Archives ouvrières : les riches « Rushes » de Bruno Muel

C’est une belle collection qu’ont lancée en 2011 le collectif de cinéastes Film Flamme et les éditions Commune. Joliment nommée « Cinéma hors capital(e) », elle accueille des ouvrages – un livre largement illustré accompagné d’un DVD – alliant élégance de la mise en pages et richesse documentaire. Et se penche sur le travail de cinéastes rares, comme Jean-François Neplaz, Aaron Sievers, Jean-Pierre Thorn et Marc Scialom, aux antipodes de l’industrie du divertissement et du centralisme parisien.

Parmi eux, il faut tout particulièrement signaler le numéro consacré à Jean-Pierre Thorn et son film de fiction, Je t’ai dans la peau, avec Solveig Dommartin, Philippe Clévenot et Henri Serre. Tourné à Marseille en 1990 et librement inspiré d’une histoire vraie, il retrace la vie d’une jeune femme des années 1950 qui, après la mort de son enfant, devient religieuse et quitte les ordres par amour pour un prêtre-ouvrier. Elle embrasse alors le combat syndical et féministe, place sa foi dans le Parti – institution à laquelle elle se heurte comme auparavant à l’Église – avant de mettre fin à ses jours le soir du 10 mai 1981, marquant la fin d’une époque et l’échec d’une génération.

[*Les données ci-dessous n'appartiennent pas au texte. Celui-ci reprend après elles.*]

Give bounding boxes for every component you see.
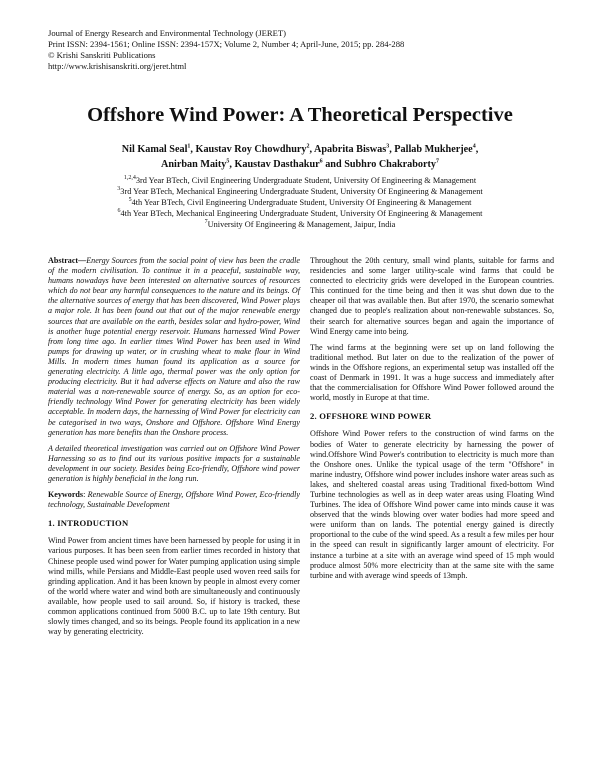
affiliation-text: 4th Year BTech, Civil Engineering Undergraduate Student, University Of Engineering & Management — [131, 198, 472, 207]
affiliation — [60, 208, 540, 219]
left-column — [48, 256, 300, 643]
author-sep: , — [309, 144, 315, 155]
author-sep: , — [475, 144, 479, 155]
abstract — [48, 256, 300, 438]
author-sup: 6 — [319, 158, 323, 165]
journal-header — [48, 28, 404, 72]
journal-url[interactable]: http://www.krishisanskriti.org/jeret.html — [48, 61, 187, 71]
author-sup: 3 — [386, 143, 390, 150]
history-paragraph: Throughout the 20th century, small wind plants, suitable for farms and residencies and some larger utility-scale wind farms that could be connected to electricity grids were developed in the European countries. This continued for the time being and then it was shut down due to the cheaper oil that was available then. But after 1970, the scenario somewhat changed due to people's realization about non-renewable substances. So, their search for alternative sources began and again the importance of Wind Energy came into being. — [310, 256, 554, 336]
affiliation — [60, 186, 540, 197]
author-sep: , — [229, 159, 235, 170]
author-sup: 7 — [436, 158, 439, 165]
keywords-text: Renewable Source of Energy, Offshore Wind Power, Eco-friendly technology, Sustainable Development — [48, 490, 300, 510]
affiliation-sup: 6 — [117, 208, 121, 215]
author-name: Subhro Chakraborty — [344, 159, 436, 170]
keywords: Keywords: Renewable Source of Energy, Offshore Wind Power, Eco-friendly technology, Sustainable Development — [48, 490, 300, 510]
affiliation-sup: 1,2,4 — [123, 175, 136, 182]
author-name: Kaustav Roy Chowdhury — [195, 144, 307, 155]
affiliation — [60, 219, 540, 230]
section-heading-introduction: 1. INTRODUCTION — [48, 518, 129, 529]
author-sup: 1 — [187, 143, 191, 150]
section-heading-offshore: 2. OFFSHORE WIND POWER — [310, 411, 432, 422]
author-name: Kaustav Dasthakur — [234, 159, 320, 170]
author-sep: and — [322, 159, 345, 170]
affiliation-text: 3rd Year BTech, Mechanical Engineering Undergraduate Student, University Of Engineering & Management — [120, 187, 483, 196]
author-list — [60, 142, 540, 172]
journal-name: Journal of Energy Research and Environmental Technology (JERET) — [48, 28, 286, 38]
abstract-text: Energy Sources from the social point of view has been the cradle of the modern civilisation. To continue it in a peaceful, sustainable way, humans nowadays have been interested on alternative sources of resources which do not bear any harmful consequences to the nature and its beings. Of the alternative sources of energy that has been discovered, Wind Power plays a major role. It has been found out that out of the major renewable energy sources that are available on the earth, besides solar and hydro-power, Wind is another huge potential energy reservoir. Humans harnessed Wind Power from long time ago. In earlier times Wind Power has been used in Wind pumps for drawing up water, or in crushing wheat to make flour in Wind Mills. In modern times human found its application as a source for generating electricity. A little ago, thermal power was the only option for producing electricity. But it had adverse effects on Nature and also the raw material was a non-renewable source of energy. So, as an option for eco-friendly technology Wind Power for generating electricity has been widely acceptable. In modern days, the harnessing of Wind Power for electricity can be categorised in two ways, Onshore and Offshore. Offshore Wind Energy generation has more benefits than the Onshore process. — [48, 256, 300, 437]
author-sup: 2 — [306, 143, 310, 150]
author-name: Pallab Mukherjee — [394, 144, 473, 155]
offshore-paragraph: Offshore Wind Power refers to the construction of wind farms on the bodies of Water to generate electricity by harnessing the power of wind.Offshore Wind Power's contribution to electricity is much more than the Onshore ones. Unlike the typical usage of the term "Offshore" in marine industry, Offshore wind power includes inshore water areas such as lakes, and sheltered coastal areas using Traditional fixed-bottom Wind Turbine technologies as well as in deep water areas using Floating Wind Turbines. The idea of Offshore Wind power came into minds cause it was observed that the winds blowing over water bodies had more speed and were uniform than on lands. The potential energy gained is directly proportional to the cube of the wind speed. As a result a few miles per hour in the speed can result in significantly larger amount of electricity. For instance a turbine at a site with an average wind speed of 15 mph would produce almost 50% more electricity than at the same site with the same turbine and with average wind speeds of 13mph. — [310, 429, 554, 580]
issn-line: Print ISSN: 2394-1561; Online ISSN: 2394-157X; Volume 2, Number 4; April-June, 2015; pp. 284-288 — [48, 39, 405, 49]
affiliation-text: 3rd Year BTech, Civil Engineering Undergraduate Student, University Of Engineering & Management — [135, 176, 477, 185]
author-sup: 4 — [472, 143, 476, 150]
author-name: Apabrita Biswas — [314, 144, 387, 155]
publisher-line: © Krishi Sanskriti Publications — [48, 50, 156, 60]
affiliation-sup: 3 — [117, 186, 121, 193]
author-sep: , — [190, 144, 196, 155]
right-column — [310, 256, 554, 587]
keywords-label: Keywords — [48, 490, 84, 500]
author-name: Nil Kamal Seal — [121, 144, 188, 155]
affiliation-sup: 5 — [128, 197, 132, 204]
affiliation-list — [60, 175, 540, 230]
affiliation-text: University Of Engineering & Management, Jaipur, India — [207, 220, 396, 229]
abstract-label: Abstract— — [48, 256, 87, 265]
paper-title: Offshore Wind Power: A Theoretical Perspective — [87, 104, 513, 126]
affiliation-text: 4th Year BTech, Mechanical Engineering Undergraduate Student, University Of Engineering & Management — [120, 209, 483, 218]
intro-paragraph: Wind Power from ancient times have been harnessed by people for using it in various purposes. It has been seen from earlier times recorded in history that Chinese people used wind power for Water pumping application using simple wind mills, while Persians and Middle-East people used woven reed sails for grinding application. And it has been known by people in almost every corner of the world where water and wind both are simultaneously and continuously available, how people used to sail around. So, if history is tracked, these common applications continued from 5000 B.C. up to late 19th century. But slowly times changed, and so its beings. People found its application in a new way by generating electricity. — [48, 536, 300, 637]
author-name: Anirban Maity — [160, 159, 227, 170]
affiliation — [60, 175, 540, 186]
author-sep: , — [389, 144, 395, 155]
abstract-paragraph-2: A detailed theoretical investigation was carried out on Offshore Wind Power Harnessing so as to find out its various positive impacts for a sustainable development in our society. Besides being Eco-friendly, Offshore wind power generation is highly beneficial in the long run. — [48, 443, 300, 483]
affiliation — [60, 197, 540, 208]
wind-farm-paragraph: The wind farms at the beginning were set up on land following the traditional method. But later on due to the realization of the power of winds in the Offshore regions, an experimental setup was installed off the coast of Denmark in 1991. It was a huge success and immediately after that the commercialisation for Offshore Wind Power followed around the world, mostly in Europe at that time. — [310, 342, 554, 403]
affiliation-sup: 7 — [204, 219, 208, 226]
author-sup: 5 — [226, 158, 230, 165]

L’affiche du film « Septembre chilien » de Bruno Muel.

Le dernier opus de la collection 1 est consacré au chef opérateur et réalisateur Bruno Muel, une des grandes figures du cinéma militant des années 1960-1980, engagé contre la guerre d’Algérie, puis aux côtés des révolutions d’Afrique et d’Amérique latine et des grèves ouvrières radicales des années 1968 (Rhodiaceta, Renault-Flins, Peugeot).

Il est constitué d’un long texte inédit de 1983, écrit lors d’un voyage en Colombie pour retrouver, dix-huit ans après un premier séjour chaotique et risqué, les guérilleros des FARC, les Fuerzas Armadas Revolucionarias de Colombia. Ce beau texte est suivi d’un entretien où Bruno Muel évoque son expérience auprès des ouvriers de Peugeot au sein du groupe Medvedkine, puis son voyage au Chili en 1973. La première a mené à la réalisation de quelques films inoubliables sur les luttes ouvrières des années 1960-1970. Et le second a permis la réalisation d’un documentaire bouleversant, Septembre chilien. Quelques jours après le coup d’État de Pinochet, Muel filme en effet l’enterrement de Pablo Neruda, qui se transforme en première manifestation d’opposition à la dictature militaire.

À ces écrits et photographies s’ajoute un DVD, sur lequel figurent deux précieux films. Un court métrage de René Vautier, Les trois cousins (1970), dont Bruno Muel a été le cameraman et qui traite de la vie quotidienne, et de la mort, de travailleurs immigrés dans le bidonville de Nanterre. Et le documentaire Avec le sang des autres (1974), œuvre de Muel portant sur l’aliénation du travail à la chaîne et les dégâts qu’il provoque. C’est dans ce docu que Christian Corouge, d’une belle voix grave, évoque les dommages subis par ses mains d’ouvrier : « Au bout de cinq ans, je peux plus me servir de mes mains, j’ai mal aux mains. J’ai un doigt, le gros, j’ai du mal à le bouger, j’ai du mal à toucher Dominique le soir. Ça me fait mal aux mains. La gamine, quand je la change, je peux pas lui dégrafer ses boutons. Tu sais, t’as envie de pleurer dans ces coups-là. »

Bruno Muel ne fut sans doute pas exempt des illusions de sa génération, mais ses films continuent, et continueront longtemps, à nous parler car il a toujours placé sa caméra du côté des exploités et des dominés. Comme l’affirme un syndicaliste de Peugeot, membre du groupe Medvedkine : « Enfin, comme disait l’autre, plus la classe ouvrière est instruite, moins on peut la gouverner, hein ? » Une démarche qui souligne, à sa manière, la nécessité d’une culture prolétarienne, à l’image de celle prônée par les Bourses du travail d’avant 1914. Plus que jamais indispensable face au rouleau compresseur de l’entertainment capitaliste.


1 Rushes de Bruno Muel, collection « Cinéma hors capital(e) », n° 6, Marseille, éditions Commune.